Cross-Domain Checks:
common_subjects_dm <- unique(dm_domain$USUBJID)
common_subjects_vs <- unique(vs_domain$USUBJID)
cat("- Subjects in both DM and VS:", length(intersect(common_subjects_dm, common_subjects_vs)), "\n")
- Subjects in both DM and VS: 25 
cat("- Subjects only in DM:", length(setdiff(common_subjects_dm, common_subjects_vs)), "\n")
- Subjects only in DM: 0 
cat("- Subjects only in VS:", length(setdiff(common_subjects_vs, common_subjects_dm)), "\n")
- Subjects only in VS: 0 

Export SDTM Datasets

# Export to SAS transport files (XPT format)
# haven::write_xpt(list(dm = dm_domain), "dm.xpt")
# haven::write_xpt(list(vs = vs_domain), "vs.xpt") 
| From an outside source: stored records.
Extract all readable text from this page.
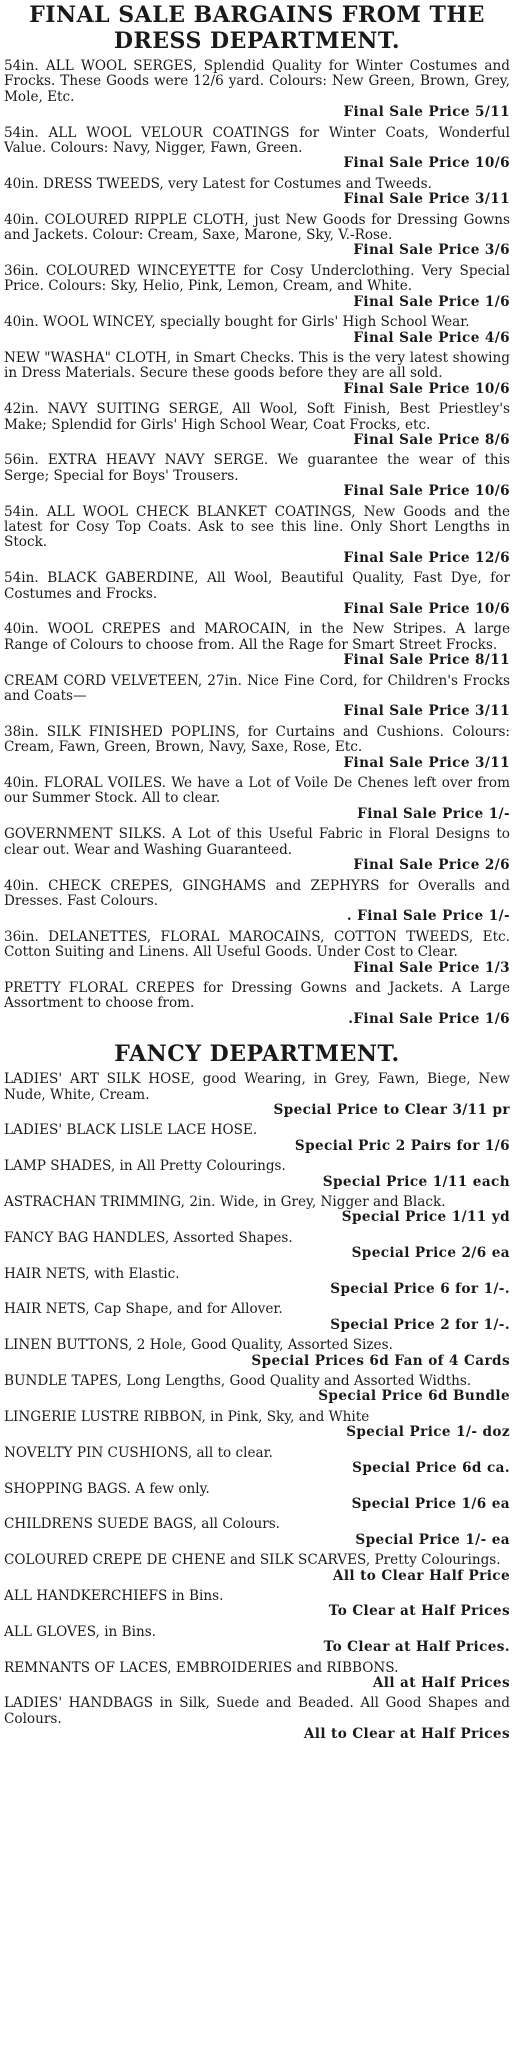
FINAL SALE BARGAINS FROM THE
DRESS DEPARTMENT.
54in. ALL WOOL SERGES, Splendid Quality for Winter Costumes and Frocks. These Goods were 12/6 yard. Colours: New Green, Brown, Grey, Mole, Etc.
Final Sale Price 5/11
54in. ALL WOOL VELOUR COATINGS for Winter Coats, Wonderful Value. Colours: Navy, Nigger, Fawn, Green.
Final Sale Price 10/6
40in. DRESS TWEEDS, very Latest for Costumes and Tweeds.
Final Sale Price 3/11
40in. COLOURED RIPPLE CLOTH, just New Goods for Dressing Gowns and Jackets. Colour: Cream, Saxe, Marone, Sky, V.-Rose.
Final Sale Price 3/6
36in. COLOURED WINCEYETTE for Cosy Underclothing. Very Special Price. Colours: Sky, Helio, Pink, Lemon, Cream, and White.
Final Sale Price 1/6
40in. WOOL WINCEY, specially bought for Girls' High School Wear.
Final Sale Price 4/6
NEW "WASHA" CLOTH, in Smart Checks. This is the very latest showing in Dress Materials. Secure these goods before they are all sold.
Final Sale Price 10/6
42in. NAVY SUITING SERGE, All Wool, Soft Finish, Best Priestley's Make; Splendid for Girls' High School Wear, Coat Frocks, etc.
Final Sale Price 8/6
56in. EXTRA HEAVY NAVY SERGE. We guarantee the wear of this Serge; Special for Boys' Trousers.
Final Sale Price 10/6
54in. ALL WOOL CHECK BLANKET COATINGS, New Goods and the latest for Cosy Top Coats. Ask to see this line. Only Short Lengths in Stock.
Final Sale Price 12/6
54in. BLACK GABERDINE, All Wool, Beautiful Quality, Fast Dye, for Costumes and Frocks.
Final Sale Price 10/6
40in. WOOL CREPES and MAROCAIN, in the New Stripes. A large Range of Colours to choose from. All the Rage for Smart Street Frocks.
Final Sale Price 8/11
CREAM CORD VELVETEEN, 27in. Nice Fine Cord, for Children's Frocks and Coats—
Final Sale Price 3/11
38in. SILK FINISHED POPLINS, for Curtains and Cushions. Colours: Cream, Fawn, Green, Brown, Navy, Saxe, Rose, Etc.
Final Sale Price 3/11
40in. FLORAL VOILES. We have a Lot of Voile De Chenes left over from our Summer Stock. All to clear.
Final Sale Price 1/-
GOVERNMENT SILKS. A Lot of this Useful Fabric in Floral Designs to clear out. Wear and Washing Guaranteed.
Final Sale Price 2/6
40in. CHECK CREPES, GINGHAMS and ZEPHYRS for Overalls and Dresses. Fast Colours.
. Final Sale Price 1/-
36in. DELANETTES, FLORAL MAROCAINS, COTTON TWEEDS, Etc. Cotton Suiting and Linens. All Useful Goods. Under Cost to Clear.
Final Sale Price 1/3
PRETTY FLORAL CREPES for Dressing Gowns and Jackets. A Large Assortment to choose from.
.Final Sale Price 1/6
FANCY DEPARTMENT.
LADIES' ART SILK HOSE, good Wearing, in Grey, Fawn, Biege, New Nude, White, Cream.
Special Price to Clear 3/11 pr
LADIES' BLACK LISLE LACE HOSE.
Special Pric 2 Pairs for 1/6
LAMP SHADES, in All Pretty Colourings.
Special Price 1/11 each
ASTRACHAN TRIMMING, 2in. Wide, in Grey, Nigger and Black.
Special Price 1/11 yd
FANCY BAG HANDLES, Assorted Shapes.
Special Price 2/6 ea
HAIR NETS, with Elastic.
Special Price 6 for 1/-.
HAIR NETS, Cap Shape, and for Allover.
Special Price 2 for 1/-.
LINEN BUTTONS, 2 Hole, Good Quality, Assorted Sizes.
Special Prices 6d Fan of 4 Cards
BUNDLE TAPES, Long Lengths, Good Quality and Assorted Widths.
Special Price 6d Bundle
LINGERIE LUSTRE RIBBON, in Pink, Sky, and White
Special Price 1/- doz
NOVELTY PIN CUSHIONS, all to clear.
Special Price 6d ca.
SHOPPING BAGS. A few only.
Special Price 1/6 ea
CHILDRENS SUEDE BAGS, all Colours.
Special Price 1/- ea
COLOURED CREPE DE CHENE and SILK SCARVES, Pretty Colourings.
All to Clear Half Price
ALL HANDKERCHIEFS in Bins.
To Clear at Half Prices
ALL GLOVES, in Bins.
To Clear at Half Prices.
REMNANTS OF LACES, EMBROIDERIES and RIBBONS.
All at Half Prices
LADIES' HANDBAGS in Silk, Suede and Beaded. All Good Shapes and Colours.
All to Clear at Half Prices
# Or export to CSV for review
# write.csv(dm_domain, "dm.csv", row.names = FALSE)
# write.csv(vs_domain, "vs.csv", row.names = FALSE)
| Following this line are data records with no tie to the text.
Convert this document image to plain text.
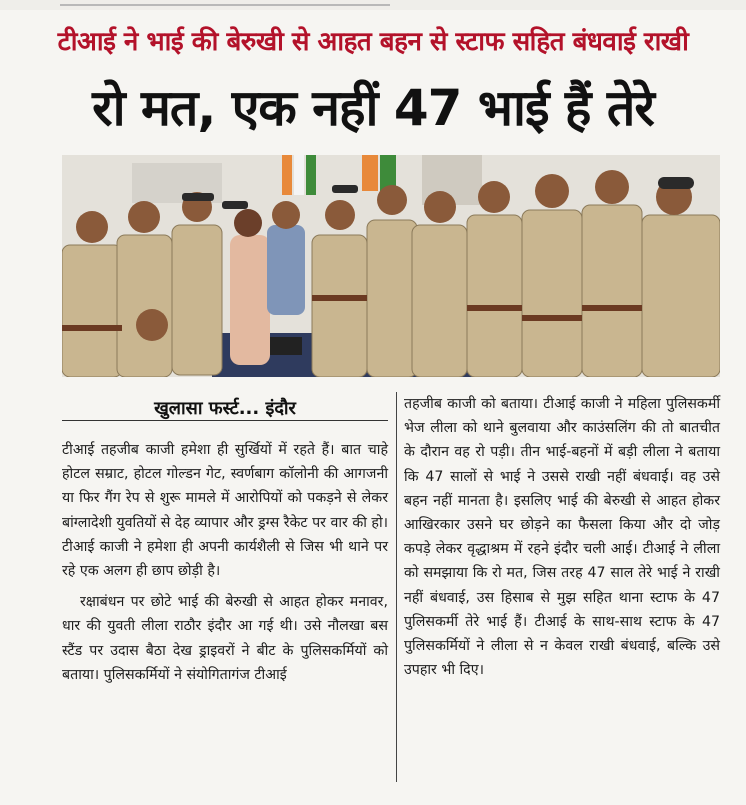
टीआई ने भाई की बेरुखी से आहत बहन से स्टाफ सहित बंधवाई राखी
रो मत, एक नहीं 47 भाई हैं तेरे
खुलासा फर्स्ट... इंदौर

टीआई तहजीब काजी हमेशा ही सुर्खियों में रहते हैं। बात चाहे होटल सम्राट, होटल गोल्डन गेट, स्वर्णबाग कॉलोनी की आगजनी या फिर गैंग रेप से शुरू मामले में आरोपियों को पकड़ने से लेकर बांग्लादेशी युवतियों से देह व्यापार और ड्रग्स रैकेट पर वार की हो। टीआई काजी ने हमेशा ही अपनी कार्यशैली से जिस भी थाने पर रहे एक अलग ही छाप छोड़ी है।

रक्षाबंधन पर छोटे भाई की बेरुखी से आहत होकर मनावर, धार की युवती लीला राठौर इंदौर आ गई थी। उसे नौलखा बस स्टैंड पर उदास बैठा देख ड्राइवरों ने बीट के पुलिसकर्मियों को बताया। पुलिसकर्मियों ने संयोगितागंज टीआई

तहजीब काजी को बताया। टीआई काजी ने महिला पुलिसकर्मी भेज लीला को थाने बुलवाया और काउंसलिंग की तो बातचीत के दौरान वह रो पड़ी। तीन भाई-बहनों में बड़ी लीला ने बताया कि 47 सालों से भाई ने उससे राखी नहीं बंधवाई। वह उसे बहन नहीं मानता है। इसलिए भाई की बेरुखी से आहत होकर आखिरकार उसने घर छोड़ने का फैसला किया और दो जोड़ कपड़े लेकर वृद्धाश्रम में रहने इंदौर चली आई। टीआई ने लीला को समझाया कि रो मत, जिस तरह 47 साल तेरे भाई ने राखी नहीं बंधवाई, उस हिसाब से मुझ सहित थाना स्टाफ के 47 पुलिसकर्मी तेरे भाई हैं। टीआई के साथ-साथ स्टाफ के 47 पुलिसकर्मियों ने लीला से न केवल राखी बंधवाई, बल्कि उसे उपहार भी दिए।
cat("SDTM datasets ready for export\n")
cat("- DM domain: ", nrow(dm_domain), " records\n")
cat("- VS domain: ", nrow(vs_domain), " records\n")

Key Programming Notes

R vs SAS Equivalencies

  • Data manipulation: dplyr replaces DATA steps
  • Conditional logic: case_when() replaces IF-THEN-ELSE
  • Date calculations: lubridate functions replace SAS date functions
  • Reshaping data: pivot_longer() replaces PROC TRANSPOSE
  • Grouping operations: group_by() %>% summarise() replaces PROC MEANS

CDISC Compliance

  • All required SDTM variables are included
  • Controlled terminology is properly applied
  • Cross-domain relationships are maintained
  • Data types follow SDTM standards

Validation Strategy

  1. Metadata-driven programming using sdtm.oak (when available)
  2. Automated quality checks for data completeness
  3. Cross-domain validation for referential integrity
  4. Controlled terminology validation against CDISC CT

This guide demonstrates production-ready SDTM programming techniques for clinical trials data processing using R.